On one level, this is just one of the wonderful and weird things that can happen in the United States’ national cup competition, where a semi-pro team affiliated with a burrito chain recently beat an MLS reserve team, and where Clint Dempsey once tore up a referee’s card. And it was a genuinely fun internet moment to react to the successive names who joined Kljestian like Vince McMahon.
But there’s also something reassuring about Remembering Some MLS Guys — even more than just the general comfort of Remembering Some Guys. American soccer history is long, but it is weird, sporadic, and often regional. If American soccer fans of the 1970s sat around and reeled off their favorite players from the original NASL, they would name worldwide legends of the game who largely made their mark elsewhere: Pelé, Franz Beckenbauer, Eusebio, Johan Cruyff, George Best.
For most of American soccer history, our lack of a stable national league has robbed us of the chance to collectively half-remember good-but-not-great or great-but-not-all-time level players. And it’s those players who really make up the foundation of a national sports culture. Stars are one thing, but it’s the fondly remembered role players, the cult heroes, the people who the Streets Won’t Forget, that form the rich deep lore that a sport needs. These smaller players, who leave their mark in more esoteric ways, create the complex and often kind of silly history that let leagues exist not just as corporations and year-to-year competitions, but as actual cultural institutions that people have ties to.
For a sport to develop stable roots in the culture, great player important, but so are less great players who become fan obsessions, or journeyman left backs who manage to stick around the league for a decade, or a defensive midfielder who subs into a Saturday night game and makes you say “Oh I really could have sworn that he retired.”

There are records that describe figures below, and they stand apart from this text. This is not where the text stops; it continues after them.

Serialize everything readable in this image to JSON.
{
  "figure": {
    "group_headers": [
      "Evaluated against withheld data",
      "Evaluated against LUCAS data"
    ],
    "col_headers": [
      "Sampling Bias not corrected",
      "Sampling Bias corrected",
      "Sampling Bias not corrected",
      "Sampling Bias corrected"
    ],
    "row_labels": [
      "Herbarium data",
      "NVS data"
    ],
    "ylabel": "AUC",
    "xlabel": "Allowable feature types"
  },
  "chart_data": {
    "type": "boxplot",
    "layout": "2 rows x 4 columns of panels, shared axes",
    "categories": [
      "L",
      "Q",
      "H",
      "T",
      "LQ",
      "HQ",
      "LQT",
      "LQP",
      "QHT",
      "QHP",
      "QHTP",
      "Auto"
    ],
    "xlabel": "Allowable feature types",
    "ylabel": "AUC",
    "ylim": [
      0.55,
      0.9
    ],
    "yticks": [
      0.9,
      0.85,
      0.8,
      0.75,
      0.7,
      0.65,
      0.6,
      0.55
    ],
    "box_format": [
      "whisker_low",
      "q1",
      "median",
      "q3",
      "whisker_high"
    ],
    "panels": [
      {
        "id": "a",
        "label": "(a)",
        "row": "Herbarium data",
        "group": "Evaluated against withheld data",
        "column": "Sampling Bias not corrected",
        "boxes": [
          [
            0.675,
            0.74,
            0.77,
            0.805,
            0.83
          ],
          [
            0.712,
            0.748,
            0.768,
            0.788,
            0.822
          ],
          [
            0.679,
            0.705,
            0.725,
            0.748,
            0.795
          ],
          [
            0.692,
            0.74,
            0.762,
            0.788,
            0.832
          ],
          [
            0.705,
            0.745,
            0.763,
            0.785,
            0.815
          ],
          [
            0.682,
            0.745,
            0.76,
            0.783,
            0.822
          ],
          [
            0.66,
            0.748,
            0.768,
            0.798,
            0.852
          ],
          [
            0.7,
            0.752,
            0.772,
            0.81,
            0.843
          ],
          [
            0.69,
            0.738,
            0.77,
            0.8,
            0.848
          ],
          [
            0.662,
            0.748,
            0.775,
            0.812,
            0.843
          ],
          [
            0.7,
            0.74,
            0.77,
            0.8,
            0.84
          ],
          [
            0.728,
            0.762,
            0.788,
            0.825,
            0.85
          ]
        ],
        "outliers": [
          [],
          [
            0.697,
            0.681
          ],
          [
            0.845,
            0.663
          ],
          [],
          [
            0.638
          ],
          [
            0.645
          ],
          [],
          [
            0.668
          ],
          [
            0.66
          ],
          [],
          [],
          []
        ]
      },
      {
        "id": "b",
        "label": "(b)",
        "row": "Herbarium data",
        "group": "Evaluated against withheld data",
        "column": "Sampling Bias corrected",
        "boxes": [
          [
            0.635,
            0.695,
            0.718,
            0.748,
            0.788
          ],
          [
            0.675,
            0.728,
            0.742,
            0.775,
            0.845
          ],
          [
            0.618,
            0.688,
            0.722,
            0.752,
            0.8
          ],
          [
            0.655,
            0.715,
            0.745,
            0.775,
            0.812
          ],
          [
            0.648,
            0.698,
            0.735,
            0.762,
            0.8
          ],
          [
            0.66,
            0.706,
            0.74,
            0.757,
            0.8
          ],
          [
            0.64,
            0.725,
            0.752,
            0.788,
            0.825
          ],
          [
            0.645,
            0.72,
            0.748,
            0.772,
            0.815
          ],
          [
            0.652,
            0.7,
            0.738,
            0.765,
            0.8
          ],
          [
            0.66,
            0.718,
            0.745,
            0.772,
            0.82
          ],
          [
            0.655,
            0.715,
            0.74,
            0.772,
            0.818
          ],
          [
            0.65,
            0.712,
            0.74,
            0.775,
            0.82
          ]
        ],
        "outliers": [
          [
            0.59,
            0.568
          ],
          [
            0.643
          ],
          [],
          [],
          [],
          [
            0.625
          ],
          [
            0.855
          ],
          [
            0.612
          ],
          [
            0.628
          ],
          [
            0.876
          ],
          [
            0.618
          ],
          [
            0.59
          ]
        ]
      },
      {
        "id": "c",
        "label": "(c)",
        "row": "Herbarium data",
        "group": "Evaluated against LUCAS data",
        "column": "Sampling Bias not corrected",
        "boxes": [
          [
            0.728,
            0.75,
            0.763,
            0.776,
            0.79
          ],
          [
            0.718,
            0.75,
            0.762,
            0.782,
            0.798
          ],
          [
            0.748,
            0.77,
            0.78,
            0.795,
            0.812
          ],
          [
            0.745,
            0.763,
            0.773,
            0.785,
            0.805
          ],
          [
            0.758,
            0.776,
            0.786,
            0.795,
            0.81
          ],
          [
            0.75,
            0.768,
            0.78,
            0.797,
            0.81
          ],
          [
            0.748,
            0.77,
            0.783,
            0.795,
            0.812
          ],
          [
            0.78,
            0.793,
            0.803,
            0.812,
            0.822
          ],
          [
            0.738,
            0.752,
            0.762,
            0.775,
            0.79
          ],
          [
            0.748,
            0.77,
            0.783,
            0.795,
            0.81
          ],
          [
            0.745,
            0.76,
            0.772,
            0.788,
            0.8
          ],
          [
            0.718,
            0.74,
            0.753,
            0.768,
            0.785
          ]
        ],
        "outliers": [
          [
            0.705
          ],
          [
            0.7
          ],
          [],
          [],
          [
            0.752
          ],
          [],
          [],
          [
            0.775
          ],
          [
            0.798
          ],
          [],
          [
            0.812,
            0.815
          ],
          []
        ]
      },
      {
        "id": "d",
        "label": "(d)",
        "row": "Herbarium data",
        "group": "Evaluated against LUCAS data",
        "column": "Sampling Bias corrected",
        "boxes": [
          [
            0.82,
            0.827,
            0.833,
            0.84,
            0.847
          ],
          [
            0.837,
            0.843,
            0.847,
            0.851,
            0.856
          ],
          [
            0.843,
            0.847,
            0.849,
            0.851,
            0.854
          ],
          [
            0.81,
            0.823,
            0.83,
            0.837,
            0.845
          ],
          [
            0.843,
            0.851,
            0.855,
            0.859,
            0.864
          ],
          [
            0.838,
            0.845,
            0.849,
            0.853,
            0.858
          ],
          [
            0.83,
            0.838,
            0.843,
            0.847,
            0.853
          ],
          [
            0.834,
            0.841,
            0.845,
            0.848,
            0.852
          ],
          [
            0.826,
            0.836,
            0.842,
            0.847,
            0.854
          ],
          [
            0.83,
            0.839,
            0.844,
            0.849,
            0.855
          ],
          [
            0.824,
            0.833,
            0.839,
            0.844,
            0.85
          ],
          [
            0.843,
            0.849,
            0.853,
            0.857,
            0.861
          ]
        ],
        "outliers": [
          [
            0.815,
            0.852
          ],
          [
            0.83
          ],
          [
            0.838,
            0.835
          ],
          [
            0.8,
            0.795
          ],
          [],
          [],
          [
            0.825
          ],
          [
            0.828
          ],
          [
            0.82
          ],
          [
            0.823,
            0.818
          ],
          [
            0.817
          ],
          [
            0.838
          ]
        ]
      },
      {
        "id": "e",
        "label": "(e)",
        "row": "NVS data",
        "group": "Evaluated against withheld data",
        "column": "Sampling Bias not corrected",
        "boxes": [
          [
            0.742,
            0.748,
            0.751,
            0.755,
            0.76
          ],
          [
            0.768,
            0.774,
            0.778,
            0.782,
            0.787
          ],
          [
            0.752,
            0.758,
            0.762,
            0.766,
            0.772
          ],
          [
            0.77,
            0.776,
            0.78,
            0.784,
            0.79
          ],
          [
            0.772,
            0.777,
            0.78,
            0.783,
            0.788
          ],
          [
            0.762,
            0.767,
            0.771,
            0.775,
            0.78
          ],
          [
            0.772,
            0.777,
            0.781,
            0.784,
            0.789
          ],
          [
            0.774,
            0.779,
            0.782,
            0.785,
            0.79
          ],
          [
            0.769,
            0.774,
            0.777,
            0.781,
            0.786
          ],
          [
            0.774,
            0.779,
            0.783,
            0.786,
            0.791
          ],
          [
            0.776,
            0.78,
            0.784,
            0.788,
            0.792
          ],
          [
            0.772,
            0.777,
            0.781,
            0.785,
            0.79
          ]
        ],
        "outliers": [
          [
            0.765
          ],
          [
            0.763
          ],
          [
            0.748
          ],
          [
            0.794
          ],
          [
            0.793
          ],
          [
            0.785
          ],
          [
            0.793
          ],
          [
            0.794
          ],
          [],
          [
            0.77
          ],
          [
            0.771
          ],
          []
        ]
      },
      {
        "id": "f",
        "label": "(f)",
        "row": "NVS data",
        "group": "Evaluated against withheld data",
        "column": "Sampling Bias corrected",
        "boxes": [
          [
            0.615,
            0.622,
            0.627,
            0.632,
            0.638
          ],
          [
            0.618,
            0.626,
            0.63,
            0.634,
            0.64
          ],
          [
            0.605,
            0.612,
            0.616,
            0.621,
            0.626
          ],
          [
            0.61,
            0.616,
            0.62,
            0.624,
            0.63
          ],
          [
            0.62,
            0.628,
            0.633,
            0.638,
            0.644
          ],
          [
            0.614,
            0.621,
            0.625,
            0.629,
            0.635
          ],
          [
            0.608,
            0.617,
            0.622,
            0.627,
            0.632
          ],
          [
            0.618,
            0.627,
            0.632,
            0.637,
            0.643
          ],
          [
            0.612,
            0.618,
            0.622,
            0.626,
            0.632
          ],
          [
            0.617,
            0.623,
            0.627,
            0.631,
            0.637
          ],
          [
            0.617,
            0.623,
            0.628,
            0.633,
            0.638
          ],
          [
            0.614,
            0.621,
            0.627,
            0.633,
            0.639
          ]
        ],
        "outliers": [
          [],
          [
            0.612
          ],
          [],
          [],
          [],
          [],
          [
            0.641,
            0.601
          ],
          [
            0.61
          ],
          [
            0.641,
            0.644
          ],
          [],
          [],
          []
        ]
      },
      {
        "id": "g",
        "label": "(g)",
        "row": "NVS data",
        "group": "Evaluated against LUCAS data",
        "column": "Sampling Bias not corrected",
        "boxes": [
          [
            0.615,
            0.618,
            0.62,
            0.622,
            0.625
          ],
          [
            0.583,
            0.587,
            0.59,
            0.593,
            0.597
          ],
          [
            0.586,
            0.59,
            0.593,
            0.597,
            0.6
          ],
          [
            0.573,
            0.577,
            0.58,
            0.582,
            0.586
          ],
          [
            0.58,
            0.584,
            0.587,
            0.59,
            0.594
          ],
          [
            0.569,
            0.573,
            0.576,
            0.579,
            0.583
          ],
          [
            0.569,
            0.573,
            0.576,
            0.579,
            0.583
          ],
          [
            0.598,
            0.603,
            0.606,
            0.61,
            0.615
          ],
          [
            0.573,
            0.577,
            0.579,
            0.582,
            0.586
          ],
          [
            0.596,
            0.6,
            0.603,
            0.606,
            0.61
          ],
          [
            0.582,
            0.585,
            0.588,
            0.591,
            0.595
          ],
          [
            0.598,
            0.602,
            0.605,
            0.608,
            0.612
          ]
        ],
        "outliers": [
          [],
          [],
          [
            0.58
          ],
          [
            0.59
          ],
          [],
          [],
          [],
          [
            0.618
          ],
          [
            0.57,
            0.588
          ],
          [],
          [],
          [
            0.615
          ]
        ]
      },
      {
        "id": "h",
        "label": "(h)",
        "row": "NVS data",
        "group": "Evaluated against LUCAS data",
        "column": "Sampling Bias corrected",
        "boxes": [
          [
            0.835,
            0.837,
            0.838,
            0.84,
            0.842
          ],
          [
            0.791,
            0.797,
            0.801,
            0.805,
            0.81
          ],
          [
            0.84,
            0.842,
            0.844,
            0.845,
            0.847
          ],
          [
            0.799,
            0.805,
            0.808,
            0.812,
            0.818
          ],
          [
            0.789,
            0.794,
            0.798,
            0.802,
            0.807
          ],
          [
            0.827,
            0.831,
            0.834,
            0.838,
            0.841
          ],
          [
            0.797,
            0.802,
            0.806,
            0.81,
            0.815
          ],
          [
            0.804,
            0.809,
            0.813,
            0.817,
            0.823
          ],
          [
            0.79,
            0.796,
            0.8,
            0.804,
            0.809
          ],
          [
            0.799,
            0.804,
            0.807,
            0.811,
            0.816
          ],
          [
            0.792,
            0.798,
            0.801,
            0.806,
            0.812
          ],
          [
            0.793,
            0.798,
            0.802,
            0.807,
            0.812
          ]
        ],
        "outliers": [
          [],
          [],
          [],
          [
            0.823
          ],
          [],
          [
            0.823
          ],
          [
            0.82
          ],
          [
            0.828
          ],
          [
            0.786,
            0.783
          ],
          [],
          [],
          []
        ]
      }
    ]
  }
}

The Des Moines Menace roster is a sign that American men’s professional soccer has reached a critical threshold: It has stuck around for long enough that players are now reaching second appearance of all great sports personages: a half-remembered collection of moments you probably caught on cable, a collection of highlights you watch on YouTube, a nice play once made on an otherwise unmemorable Tuesday night. A Guy to Remember.